The single most important rule upon which our global debt-driven economic growth equation is dependent is that debt is repaid. If it isn’t, assets are confiscated. Just like if you don’t keep up with the mortgage payments on your house, you lose it. But what happens when the biggest creditor is also the debtor? The entire debtor/creditor relationship is rendered nonsensical.
The size of the debt any one nation can undertake is directly related to its ability to repay any proposed amount over time. Its ability to repay its debt, in turn, is derived from the consensus of markets that demand a higher rate of interest the closer a debtor gets to defaulting. The debt limit is reached when no one will lend, because even at the highest rate of interest, the chance of default is greater. Or when the debtor misses a payment.
This works well in a world ostensibly governed by free markets, and when the rules are universally applied.
The workability of the institution breaks down when a different set of rules are seen to apply to governments versus those that apply to everyone else.
The fact that Japan has essentially monetized most of its debt by taking it 90 per cent out of private hands, where it can be forgiven, as is now the expressed endgame coming from the BOJ, is exactly the scenario that any developed nation can confidently expect, thanks to this BOJ precedent.
Does this mean that we could, theoretically, default on our debts and obligations in the expectation that they could be monetized by exchanging them for zero interest perpetual bonds, and ultimately “written off” as the BOJ is proposing? Are we not — at least, aren’t the citizens of Japan — in a position to sue for constitutional harmony in the application of laws governing debt in society equally with government?
The obvious answer is “no,” but the only qualifier as to why that makes sense is that there are indeed different sets of rules for government versus private institutions. But hang on a sec… aren’t central banks private institutions? In the case of the BOJ, it is partially a public company — thus the trading symbol TYO:8301.
Imagine all central banks purchasing all the debt of the governments who have bestowed their respective monopolies on printing money? The emperor, indeed, is naked.
Might this explain how unsustainable debt loads as a portion of GDP in the developed world continue to be cast in the light of unconventional monetary policy as opposed to farce? Economists will dismiss this perspective as simplistic, but the math speaks for itself.
Japan risks, according to Bloomberg, causing borrowing costs to soar, credibility destruction for the BOJ, and currency purchasing power destruction.
But what is the significance for Canadian investors?
The Bank of Japan is the canary in the coal mine, in many respects, for the rest of the developed world’s economies. One might argue that its staggering debt-to-GDP ratio of 201+ per cent is only possible if Japan defaulted, a domino effect would likely catalyze a crisis of truly global proportions. The appearance of stability is more important than stability.

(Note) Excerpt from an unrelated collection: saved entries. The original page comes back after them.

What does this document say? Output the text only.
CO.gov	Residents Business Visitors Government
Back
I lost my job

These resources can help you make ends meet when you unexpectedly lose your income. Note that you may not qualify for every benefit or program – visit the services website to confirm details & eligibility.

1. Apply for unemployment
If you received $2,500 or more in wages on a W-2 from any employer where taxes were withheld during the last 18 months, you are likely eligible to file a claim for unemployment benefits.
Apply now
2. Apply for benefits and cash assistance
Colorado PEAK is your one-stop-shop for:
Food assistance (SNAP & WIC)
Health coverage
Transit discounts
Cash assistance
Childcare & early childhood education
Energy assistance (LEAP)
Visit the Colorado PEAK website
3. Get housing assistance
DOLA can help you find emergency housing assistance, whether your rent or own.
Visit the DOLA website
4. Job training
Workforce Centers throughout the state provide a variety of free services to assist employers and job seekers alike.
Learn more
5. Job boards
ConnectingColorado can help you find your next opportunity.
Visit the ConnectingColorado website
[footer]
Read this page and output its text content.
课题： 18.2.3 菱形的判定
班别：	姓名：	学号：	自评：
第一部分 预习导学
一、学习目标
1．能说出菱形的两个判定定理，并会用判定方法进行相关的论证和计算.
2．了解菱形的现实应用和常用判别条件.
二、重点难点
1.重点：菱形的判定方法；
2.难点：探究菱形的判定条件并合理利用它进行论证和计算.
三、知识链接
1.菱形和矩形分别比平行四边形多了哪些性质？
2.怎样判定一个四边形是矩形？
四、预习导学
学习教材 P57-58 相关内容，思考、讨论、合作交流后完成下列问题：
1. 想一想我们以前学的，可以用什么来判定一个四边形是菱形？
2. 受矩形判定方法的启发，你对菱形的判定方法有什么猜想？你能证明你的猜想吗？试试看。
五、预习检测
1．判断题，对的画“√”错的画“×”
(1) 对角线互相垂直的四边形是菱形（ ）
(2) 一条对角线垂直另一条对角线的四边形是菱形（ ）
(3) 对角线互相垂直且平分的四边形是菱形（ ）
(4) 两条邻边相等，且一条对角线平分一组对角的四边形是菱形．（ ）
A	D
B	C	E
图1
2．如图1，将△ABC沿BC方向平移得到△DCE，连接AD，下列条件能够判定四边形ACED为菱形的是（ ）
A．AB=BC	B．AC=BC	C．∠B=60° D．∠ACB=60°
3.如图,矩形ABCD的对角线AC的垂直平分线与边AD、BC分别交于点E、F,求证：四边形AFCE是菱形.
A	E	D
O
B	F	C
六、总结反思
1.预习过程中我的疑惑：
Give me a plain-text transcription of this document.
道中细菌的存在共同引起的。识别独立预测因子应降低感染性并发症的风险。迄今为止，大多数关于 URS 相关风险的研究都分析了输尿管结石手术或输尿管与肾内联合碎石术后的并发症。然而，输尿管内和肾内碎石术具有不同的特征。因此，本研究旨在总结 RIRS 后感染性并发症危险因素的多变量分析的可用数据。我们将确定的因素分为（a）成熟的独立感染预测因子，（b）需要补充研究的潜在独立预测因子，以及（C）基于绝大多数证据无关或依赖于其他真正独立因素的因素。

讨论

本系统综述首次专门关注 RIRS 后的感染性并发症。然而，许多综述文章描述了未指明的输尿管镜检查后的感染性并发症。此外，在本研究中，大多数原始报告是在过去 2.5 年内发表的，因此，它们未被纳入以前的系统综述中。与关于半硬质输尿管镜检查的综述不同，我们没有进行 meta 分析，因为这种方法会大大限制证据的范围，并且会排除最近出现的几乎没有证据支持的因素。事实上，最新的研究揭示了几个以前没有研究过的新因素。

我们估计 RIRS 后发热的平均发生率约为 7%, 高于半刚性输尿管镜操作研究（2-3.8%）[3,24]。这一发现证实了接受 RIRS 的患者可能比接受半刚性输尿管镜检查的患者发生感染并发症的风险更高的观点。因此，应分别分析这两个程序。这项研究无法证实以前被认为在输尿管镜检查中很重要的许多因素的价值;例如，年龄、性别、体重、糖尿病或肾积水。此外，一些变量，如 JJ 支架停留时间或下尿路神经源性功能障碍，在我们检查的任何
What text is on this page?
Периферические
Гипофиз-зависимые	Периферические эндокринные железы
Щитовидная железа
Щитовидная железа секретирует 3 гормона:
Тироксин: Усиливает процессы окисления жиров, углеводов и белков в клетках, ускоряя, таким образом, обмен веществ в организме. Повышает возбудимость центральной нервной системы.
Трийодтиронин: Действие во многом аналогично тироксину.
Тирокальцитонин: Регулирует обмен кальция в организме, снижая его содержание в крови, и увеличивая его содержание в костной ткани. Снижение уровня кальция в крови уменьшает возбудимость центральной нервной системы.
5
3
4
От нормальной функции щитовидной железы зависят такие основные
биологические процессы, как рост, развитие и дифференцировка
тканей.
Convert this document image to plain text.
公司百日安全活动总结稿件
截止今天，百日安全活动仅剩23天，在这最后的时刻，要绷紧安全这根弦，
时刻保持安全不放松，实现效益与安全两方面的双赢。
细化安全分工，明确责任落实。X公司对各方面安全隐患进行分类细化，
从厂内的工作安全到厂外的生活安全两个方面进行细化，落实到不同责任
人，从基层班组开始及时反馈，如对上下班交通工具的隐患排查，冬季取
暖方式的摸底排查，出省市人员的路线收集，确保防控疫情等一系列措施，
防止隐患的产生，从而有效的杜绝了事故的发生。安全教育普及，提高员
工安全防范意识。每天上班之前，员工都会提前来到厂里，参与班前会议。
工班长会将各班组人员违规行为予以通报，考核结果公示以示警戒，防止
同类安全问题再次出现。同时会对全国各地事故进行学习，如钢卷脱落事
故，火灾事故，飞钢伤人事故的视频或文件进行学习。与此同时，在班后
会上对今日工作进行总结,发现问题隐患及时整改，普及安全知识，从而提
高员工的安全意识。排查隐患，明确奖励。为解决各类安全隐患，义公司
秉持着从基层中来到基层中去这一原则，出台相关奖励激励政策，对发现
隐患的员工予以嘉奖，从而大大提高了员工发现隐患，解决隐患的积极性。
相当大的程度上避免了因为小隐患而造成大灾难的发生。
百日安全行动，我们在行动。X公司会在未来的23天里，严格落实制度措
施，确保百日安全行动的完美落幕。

So Japan now overtly monetizing its debt through the BOJ is likely to signal that the limits of Keynesian economic stimulus have been reached, and a broad reset of the financial system globally may be nearing. That bodes well for commodity-based economies, as interest will flood into tangible assets away from sovereign debt derivatives and all the stocks that debt has subsidized for the last seven years.
On the downside, the economic turmoil that would likely accompany such a reset would also have tremendously negative connotations for Canadian manufacturers and exporters, as the Canadian dollar in this scenario would appreciate dramatically.